World Cup 101: A guide to the US national team's do-or-die game against Germany
On Thursday, the US national soccer team will play one of the most anticipated games in its history when they take on Germany in Recife, Brazil, the FIFA World Cup. The result will determine if the American team plays on or if they come home.
From ESPN to Univision, CNN to Fox Sports, NPR to WKRP in Cincinnatti, this game will be THE talk of the day.
But if not, here’s a quick primer on the most important terms and ideas you’ll hear discussed before, during, and after the game.
US National Team — The team that represents the United States in international tournaments - like the "Dream Team" does in the Olympics. It is comprised of players who play in domestic leagues around the world, including our own Major League Soccer, the English Premier League, and the German Bundesliga. Just like the Dream Team doesn't play against NBA teams, no national teams in soccer play against club teams - MLS or otherwise. Expressed as #USMNT on Twitter.
Jurgen Klinsmann — Head coach of the US national team. Klinsmann, who was born and raised in Germany, played for the German national team that won the 1990 World Cup and coached the German national team at the 2006 World Cup. Often referred to by American media as simply “Jurgen” and sometimes as “Klinsi.”
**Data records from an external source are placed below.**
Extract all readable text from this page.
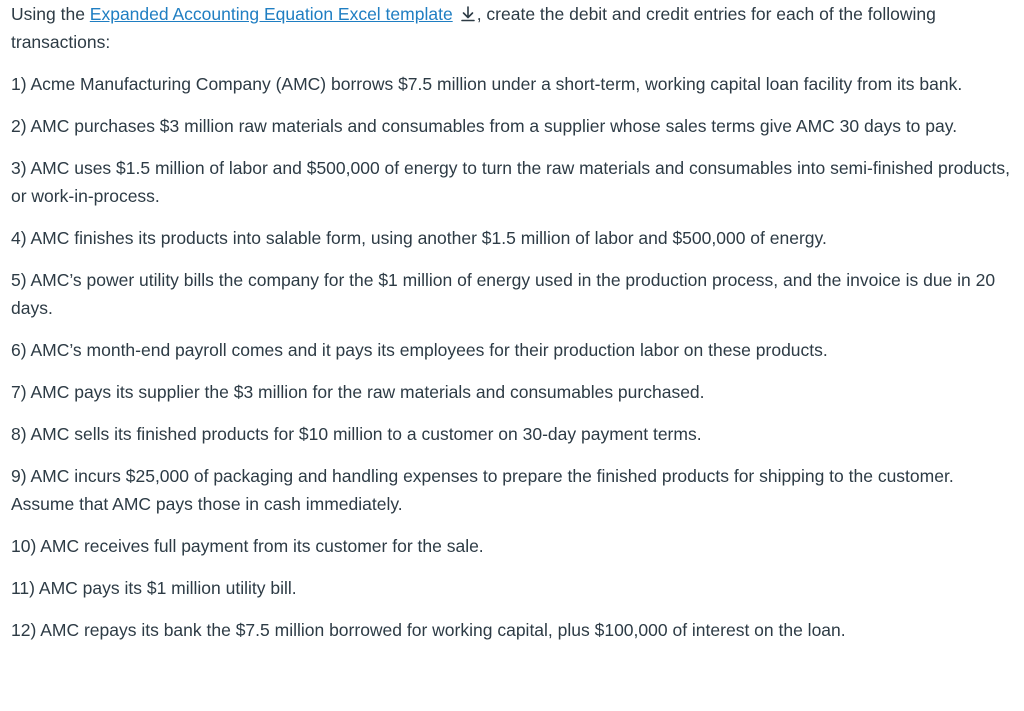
Using the Expanded Accounting Equation Excel template , create the debit and credit entries for each of the following transactions:

1) Acme Manufacturing Company (AMC) borrows $7.5 million under a short-term, working capital loan facility from its bank.

2) AMC purchases $3 million raw materials and consumables from a supplier whose sales terms give AMC 30 days to pay.

3) AMC uses $1.5 million of labor and $500,000 of energy to turn the raw materials and consumables into semi-finished products, or work-in-process.

4) AMC finishes its products into salable form, using another $1.5 million of labor and $500,000 of energy.

5) AMC’s power utility bills the company for the $1 million of energy used in the production process, and the invoice is due in 20 days.

6) AMC’s month-end payroll comes and it pays its employees for their production labor on these products.

7) AMC pays its supplier the $3 million for the raw materials and consumables purchased.

8) AMC sells its finished products for $10 million to a customer on 30-day payment terms.

9) AMC incurs $25,000 of packaging and handling expenses to prepare the finished products for shipping to the customer. Assume that AMC pays those in cash immediately.

10) AMC receives full payment from its customer for the sale.

11) AMC pays its $1 million utility bill.

12) AMC repays its bank the $7.5 million borrowed for working capital, plus $100,000 of interest on the loan.
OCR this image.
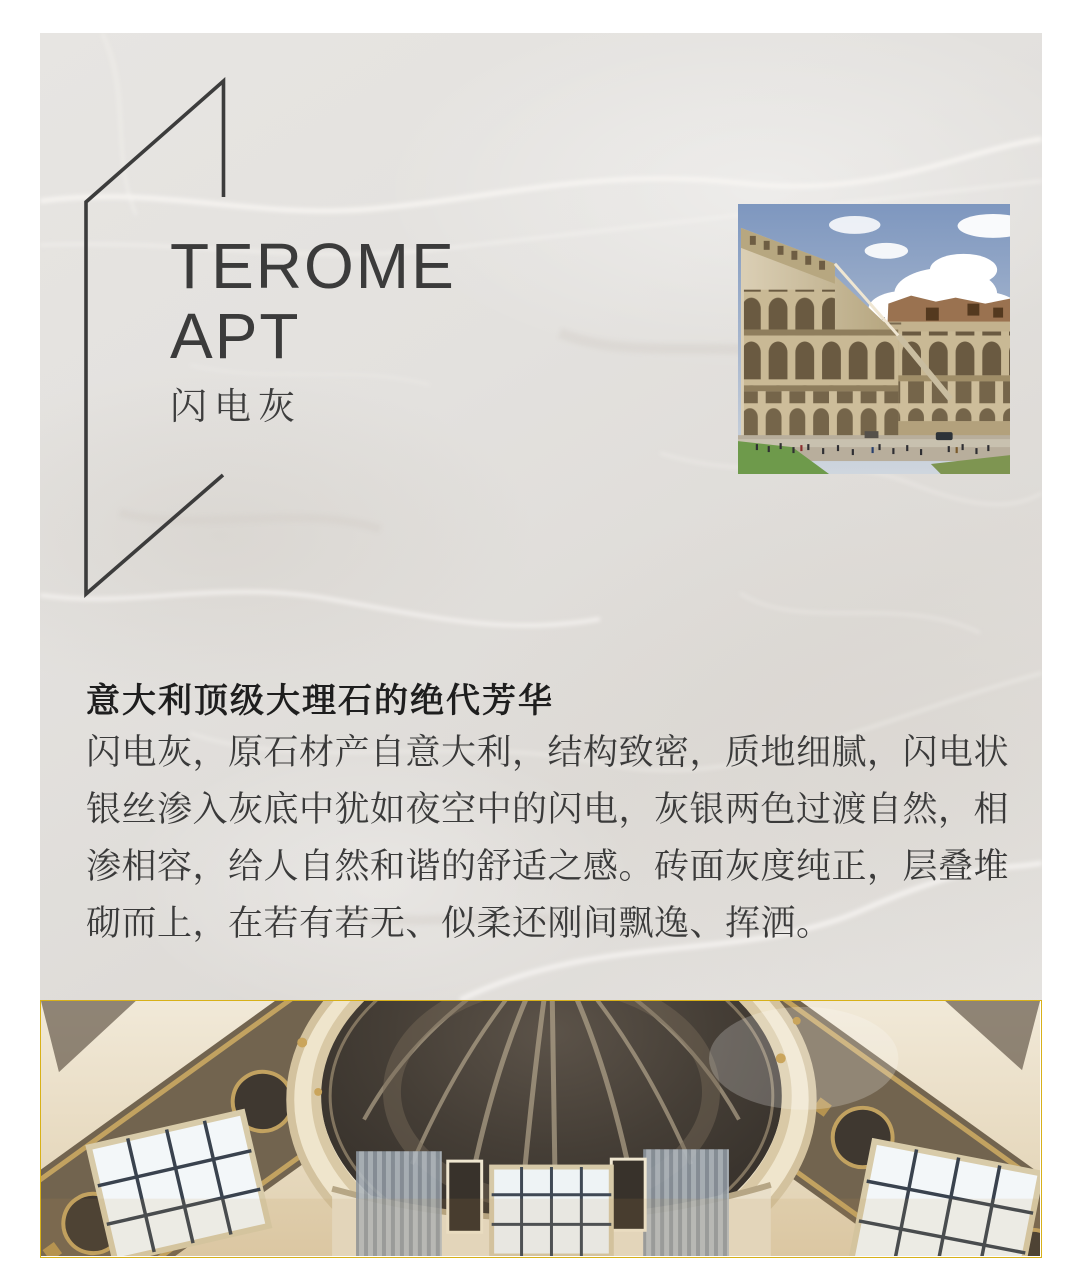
TEROME
APT
闪电灰
意大利顶级大理石的绝代芳华
闪电灰，原石材产自意大利，结构致密，质地细腻，闪电状
银丝渗入灰底中犹如夜空中的闪电，灰银两色过渡自然，相
渗相容，给人自然和谐的舒适之感。砖面灰度纯正，层叠堆
砌而上，在若有若无、似柔还刚间飘逸、挥洒。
German national team — The US’s opponents on Thursday are one of soccer’s historical powerhouses. They have won three World Cups (1954, 1974, 1990), and currently ranked #2 in the world, according to the FIFA Rankings. (The US is at #13, by the way.) They are nicknamed Die Mannschaft.
Group Stage — The first stage of the World Cup, in which the 32 teams are divided into eight groups of four. The teams play a round robin within their group, with the top two teams advancing to the Knockout Round. The US is in Group G with Germany, Ghana, and Portugal. The group was largely considered this year's "Group of Death," the nickname for the most difficult group at the World Cup.
Knockout Round — The second stage of the World Cup. It is a traditional, single-elimination bracket made up of the 16 teams that advance from the eight groups.
US team’s scenarios for advancing — The USMNT is in a good position to advance to the Knockout Round, depending on the outcome of the match against Germany and also, possibly, the outcome of the Portugal-Ghana match played at the same time. Here are the scenarios:
- If the US win or tie vs. Germany;
- If the US lose to Germany AND Portugal and Ghana tie;
- If the US lose to Germany AND Portugal or Ghana win but do not make up the goal differential (see: next entry)
Goal differential — The difference between how many goals a team has scored and how many goals it has given up. This is the first tiebreaker when determining the group standings. Heading into the Germany match, the USA has a +1 goal differential, Ghana has a -1, and Portugal has a -4.
For example: If the US loses 2-1 vs. Germany, and Ghana wins 3-1 over Portugal, then Ghana advance. If, however, the US loses 2-1 while Ghana wins 2-1, the US would advance.
Jochim Löw — Head coach of the German national team (at right, with Klinsmann). Löw was one of Klinsmann’s assistant coaches with Germany at the 2006 World Cup. By the way, his name is pronounced “Yo-kim Luv.” His nickname is Jogi, which is pronounced Yogi. (Think: Yogi Bear.)
Simultaneous starts — The USA-Germany game and the Portugal-Ghana game will both kick off at 12 noon ET. This is done to avoid any collusion among the teams with regards to the results.
Collusion — Some observers have suggested that the USMNT and Germany might coordinate the final result of their match because both the US and Germany will advance with a tie. Many make reference to an allegedly pre-arranged tie between West Germany and Austria at the 1982 World Cup known as the “Disgrace of Gijon”; the result ensured that both teams advanced. This week, some have pointed to the relationship between Jurgen Klinsmann and Jochim Löw as reason to worry about collusion. But don't worry: There will be no collusion on Thursday. Why? Because Jurgen Klinsmann says so:
“I will give [the Germans] big hugs before the game and then leave to the side. We’re gonna get the job done and we’re gonna give a farewell hug again after the game.”
The German-Americans — The USMNT has five players who were raised in Germany, born to American servicemen fathers and German mothers. All five — Jermaine Jones, Fabian Johnson, John Brooks, Timothy Chandler, and Julian Green — were eligible to play for Germany or the United States, but for one reason or another ended up in red, white and blue. Four of the five play professionally in the German league, the Bundesliga.
American Outlaws — The US national team’s organized supporter group. They have traveled in the thousands to Brazil and will definitely be heard in the stadium.
Viewing Party — An organized gathering of fans in parks, bars, diners, basements, backyards, and the TV section of your local electronics store. On Thursday, they will be everywhere and anywhere that has a television.
“I Believe That We Will Win!” — The American Outlaws' loudest, proudest, biggest, baddest, Oh say can you see? Yes, we can chant. Period.